Fluctuated Sentiment Over Time: Since this is a relatively new game, it was first mentioned in 2019 (when it was announced). For discussions up until today, the second plot highlights fluctuations in sentiment over time. Sentiment showed an upward trend early on, with sharp drops around specific periods (e.g., early 2020 and mid-2021), followed by recovery. These drops might correlate with missed announcements, delays, critical feedback from fans or media, or major gaming events. Sentiment improves in later years and remains mostly stable (mostly above 0 in the recent years), which suggests renewed excitement, possibly due to teaser releases, gameplay showcases, awards nominations, or published trailers. The graph reflects the ebb and flow of community engagement, with peaks likely tied to exciting announcements and troughs representing frustration over delays or lack of updates.
Day of the Week Variation: Average sentiment during weekdays is slightly positive, while sentiment during weekends tends to hover around neutral to slightly positive. This may stem from fans casually discussing the game or engaging with content in their free time, while major updates or announcements tend to occur during the workweek.
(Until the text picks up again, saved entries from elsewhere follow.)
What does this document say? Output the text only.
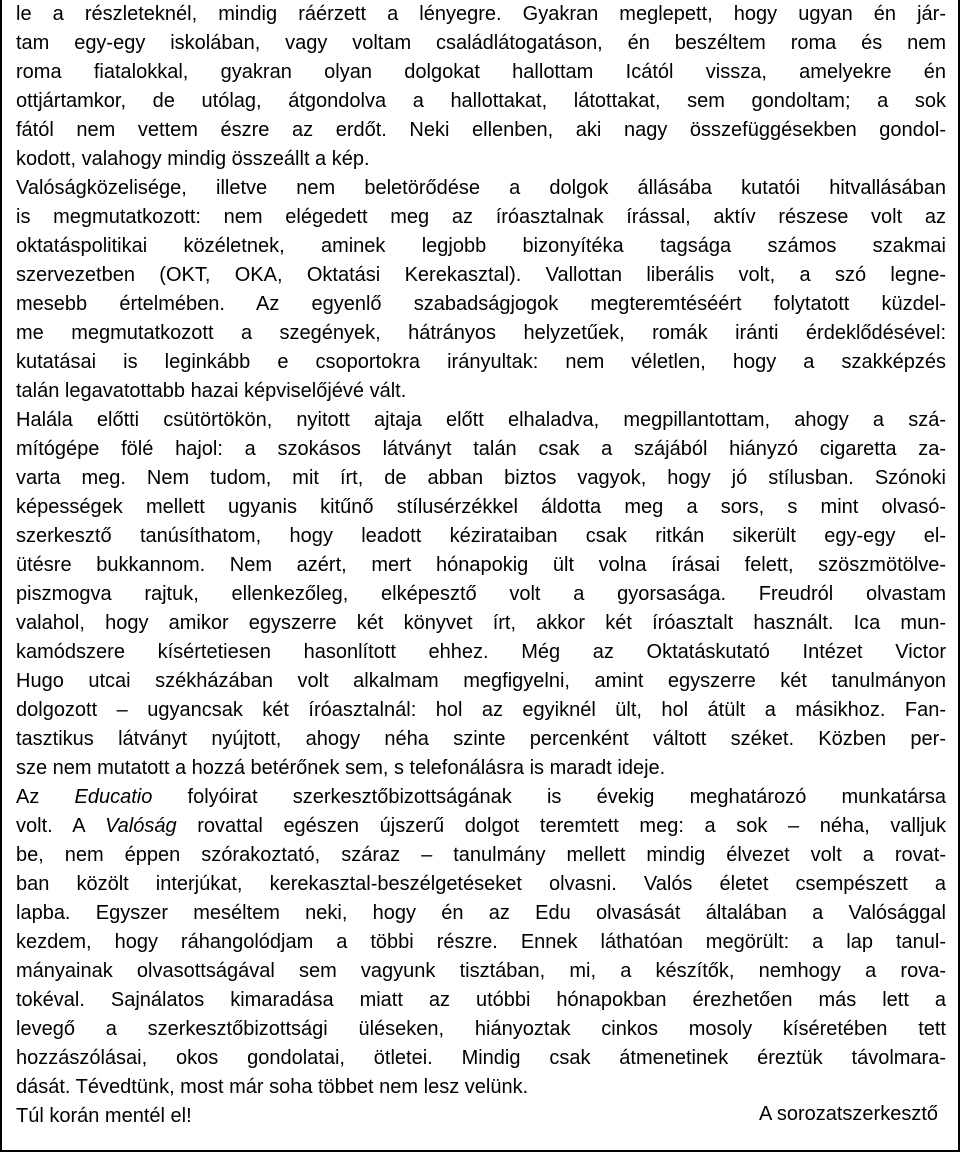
le a részleteknél, mindig ráérzett a lényegre. Gyakran meglepett, hogy ugyan én jár-
tam egy-egy iskolában, vagy voltam családlátogatáson, én beszéltem roma és nem
roma fiatalokkal, gyakran olyan dolgokat hallottam Icától vissza, amelyekre én
ottjártamkor, de utólag, átgondolva a hallottakat, látottakat, sem gondoltam; a sok
fától nem vettem észre az erdőt. Neki ellenben, aki nagy összefüggésekben gondol-
kodott, valahogy mindig összeállt a kép.
Valóságközelisége, illetve nem beletörődése a dolgok állásába kutatói hitvallásában
is megmutatkozott: nem elégedett meg az íróasztalnak írással, aktív részese volt az
oktatáspolitikai közéletnek, aminek legjobb bizonyítéka tagsága számos szakmai
szervezetben (OKT, OKA, Oktatási Kerekasztal). Vallottan liberális volt, a szó legne-
mesebb értelmében. Az egyenlő szabadságjogok megteremtéséért folytatott küzdel-
me megmutatkozott a szegények, hátrányos helyzetűek, romák iránti érdeklődésével:
kutatásai is leginkább e csoportokra irányultak: nem véletlen, hogy a szakképzés
talán legavatottabb hazai képviselőjévé vált.
Halála előtti csütörtökön, nyitott ajtaja előtt elhaladva, megpillantottam, ahogy a szá-
mítógépe fölé hajol: a szokásos látványt talán csak a szájából hiányzó cigaretta za-
varta meg. Nem tudom, mit írt, de abban biztos vagyok, hogy jó stílusban. Szónoki
képességek mellett ugyanis kitűnő stílusérzékkel áldotta meg a sors, s mint olvasó-
szerkesztő tanúsíthatom, hogy leadott kézirataiban csak ritkán sikerült egy-egy el-
ütésre bukkannom. Nem azért, mert hónapokig ült volna írásai felett, szöszmötölve-
piszmogva rajtuk, ellenkezőleg, elképesztő volt a gyorsasága. Freudról olvastam
valahol, hogy amikor egyszerre két könyvet írt, akkor két íróasztalt használt. Ica mun-
kamódszere kísértetiesen hasonlított ehhez. Még az Oktatáskutató Intézet Victor
Hugo utcai székházában volt alkalmam megfigyelni, amint egyszerre két tanulmányon
dolgozott – ugyancsak két íróasztalnál: hol az egyiknél ült, hol átült a másikhoz. Fan-
tasztikus látványt nyújtott, ahogy néha szinte percenként váltott széket. Közben per-
sze nem mutatott a hozzá betérőnek sem, s telefonálásra is maradt ideje.
Az Educatio folyóirat szerkesztőbizottságának is évekig meghatározó munkatársa
volt. A Valóság rovattal egészen újszerű dolgot teremtett meg: a sok – néha, valljuk
be, nem éppen szórakoztató, száraz – tanulmány mellett mindig élvezet volt a rovat-
ban közölt interjúkat, kerekasztal-beszélgetéseket olvasni. Valós életet csempészett a
lapba. Egyszer meséltem neki, hogy én az Edu olvasását általában a Valósággal
kezdem, hogy ráhangolódjam a többi részre. Ennek láthatóan megörült: a lap tanul-
mányainak olvasottságával sem vagyunk tisztában, mi, a készítők, nemhogy a rova-
tokéval. Sajnálatos kimaradása miatt az utóbbi hónapokban érezhetően más lett a
levegő a szerkesztőbizottsági üléseken, hiányoztak cinkos mosoly kíséretében tett
hozzászólásai, okos gondolatai, ötletei. Mindig csak átmenetinek éreztük távolmara-
dását. Tévedtünk, most már soha többet nem lesz velünk.
Túl korán mentél el!	A sorozatszerkesztő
We’ve gained a lot of valuable insights into the gaming community’s perceptions of Silksong since its announcement throughout this analysis. During the waiting for the game to be released, it shows a generally positive and hopeful sentiment surrounding Silksong, punctuated by periods of disappointment likely tied to delays or a lack of communication on social media.